For a moment, he wanted to tell them about a cold winter Sunday when the stove filled with wet wood, barely catching fire and producing dark smoke rather than heat, failed to heat the apartment's small living room. small. He didn't even heat that cold apartment, where the sun never shines even in the summer, nor did he dry the clothes washed that day, with which the four children of the family would have to dress for school the next day. Among them and socks. Alma felt the cold seeping through her bare feet even more and couldn't understand why all six members of her family didn't have more than one pair of socks. Or, why did the mother have that damn habit of washing the children's little clothes every Sunday, when she couldn't even afford more than a pair of socks, then why did she wash them every week especially in winter when they were barely there? In the midst of these thoughts, he was in vain when he heard his father's voice gently ordering him to go buy bread at the neighborhood store.

- What should I go with? - wanted to ask him - you know I don't have socks, bro. How do you put your feet in shoes? – the question he had in May of the language, however, he did not pronounce. Maybe because the father who worked all day in a brick factory got sick and at the end of the month he was not able to buy enough socks for his children. He didn't make a sound, took two handkerchiefs with which he wrapped his reddened feet from the cold and with the utmost care put them into his shoes. How old was he? Maybe 10 or 11 years old, but old enough to understand that poverty is something bad.

Now, after many years when the times had changed and the system with them, he had to run to the mall once again to buy another dozen socks for 11-year-old girls. Maybe this would convince 11-year-old Alma that the lack of socks would not accompany her all her life, but one day would come and only a faint memory would remain. He found himself fixated on that distant, cold December day that had reddened and blistered his bare feet so badly.

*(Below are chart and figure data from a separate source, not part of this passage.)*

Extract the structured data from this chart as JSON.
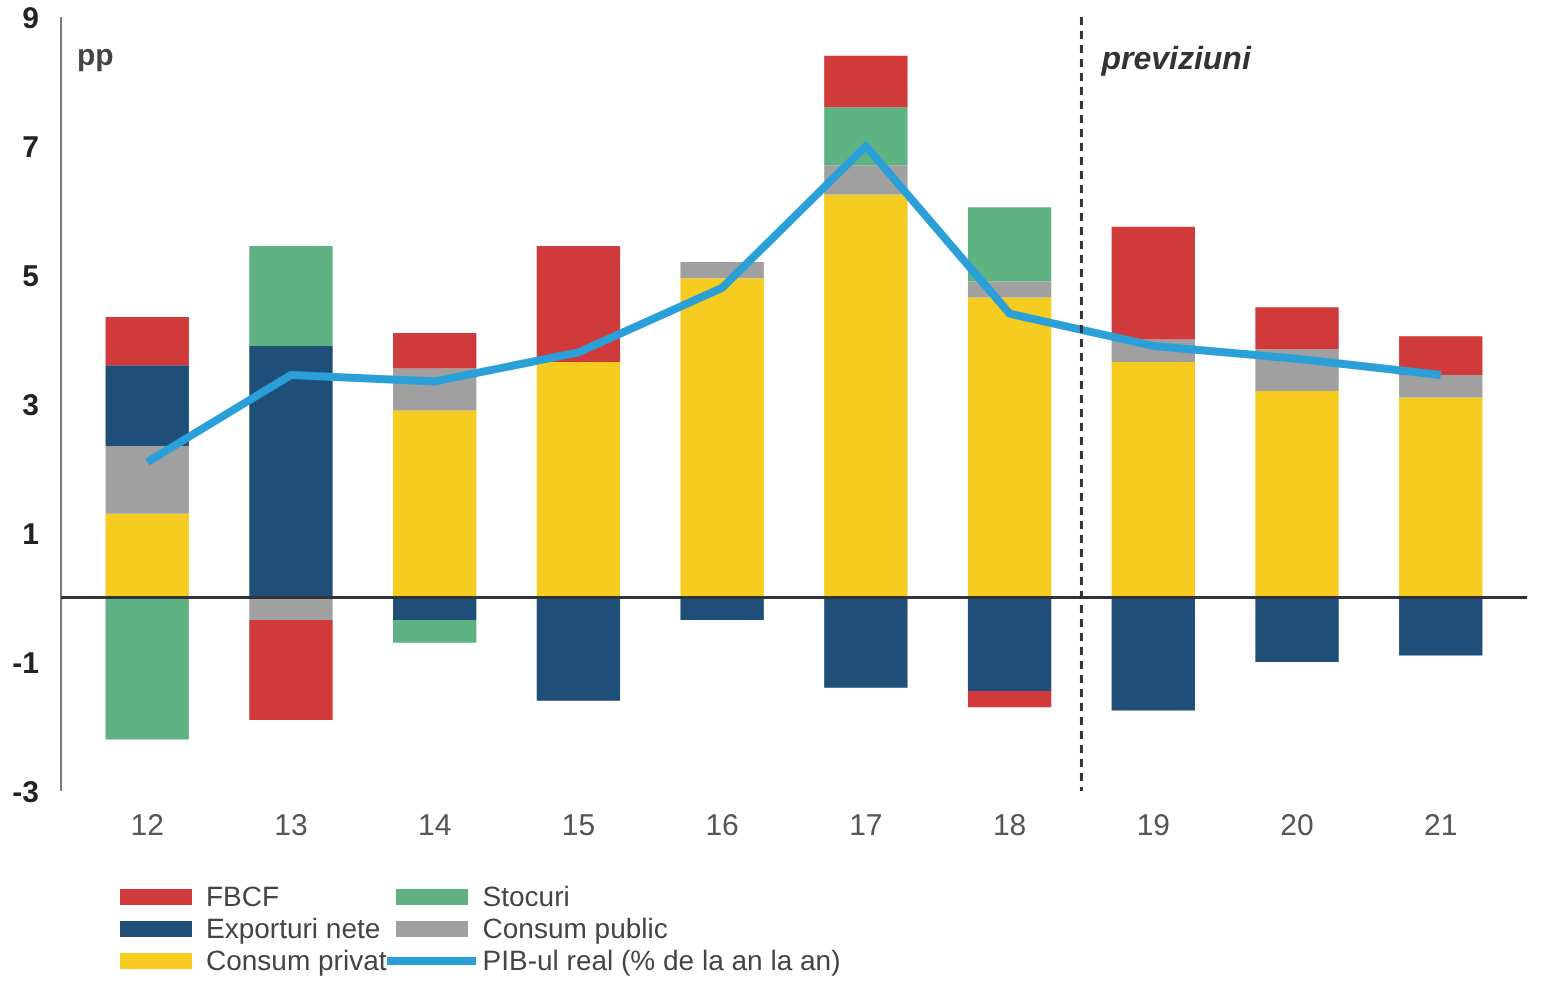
{
  "chart_data": {
    "type": "bar",
    "stacked": true,
    "ylabel": "pp",
    "x": [
      12,
      13,
      14,
      15,
      16,
      17,
      18,
      19,
      20,
      21
    ],
    "xlim": [
      11.4,
      21.6
    ],
    "xticks": [
      12,
      13,
      14,
      15,
      16,
      17,
      18,
      19,
      20,
      21
    ],
    "ylim": [
      -3,
      9
    ],
    "yticks": [
      -3,
      -1,
      1,
      3,
      5,
      7,
      9
    ],
    "series": [
      {
        "name": "Consum privat",
        "color": "#f5cc1f",
        "values": [
          1.3,
          0,
          2.9,
          3.65,
          4.95,
          6.25,
          4.65,
          3.65,
          3.2,
          3.1
        ]
      },
      {
        "name": "Consum public",
        "color": "#a0a0a0",
        "values": [
          1.05,
          -0.35,
          0.65,
          0,
          0.25,
          0.45,
          0.25,
          0.35,
          0.65,
          0.35
        ]
      },
      {
        "name": "Exporturi nete",
        "color": "#1f4e79",
        "values": [
          1.25,
          3.9,
          -0.35,
          -1.6,
          -0.35,
          -1.4,
          -1.45,
          -1.75,
          -1.0,
          -0.9
        ]
      },
      {
        "name": "Stocuri",
        "color": "#5fb383",
        "values": [
          -2.2,
          1.55,
          -0.35,
          0,
          0,
          0.9,
          1.15,
          0,
          0,
          0
        ]
      },
      {
        "name": "FBCF",
        "color": "#d03a3a",
        "values": [
          0.75,
          -1.55,
          0.55,
          1.8,
          0,
          0.8,
          -0.25,
          1.75,
          0.65,
          0.6
        ]
      },
      {
        "name": "PIB-ul real (% de la an la an)",
        "color": "#2a9fd8",
        "type": "line",
        "values": [
          2.1,
          3.45,
          3.35,
          3.8,
          4.8,
          7.0,
          4.4,
          3.9,
          3.7,
          3.45
        ]
      }
    ],
    "ref_lines": [
      {
        "axis": "y",
        "value": 0,
        "color": "#333333",
        "line_style": "solid"
      },
      {
        "axis": "x",
        "value": 18.5,
        "label": "previziuni",
        "color": "#333333",
        "line_style": "dashed"
      }
    ],
    "grid": false,
    "legend": "bottom",
    "marker": "none",
    "line_style": "solid"
  }
}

It's not that she didn't know that exactly on that cold Sunday in December, her unconscious fear that she didn't have socks that could warm her cold and cracked feet from frostbite started.

What if he actually went to the mall and bought a dozen woolen socks? Would 11-year-old Alma's feet be warm?

When he went to the mall again two days later, he didn't buy a single pair of socks.

He bought only two handkerchiefs which he knew he would never use. He didn't really know what they could be used for. Except to cover the memories.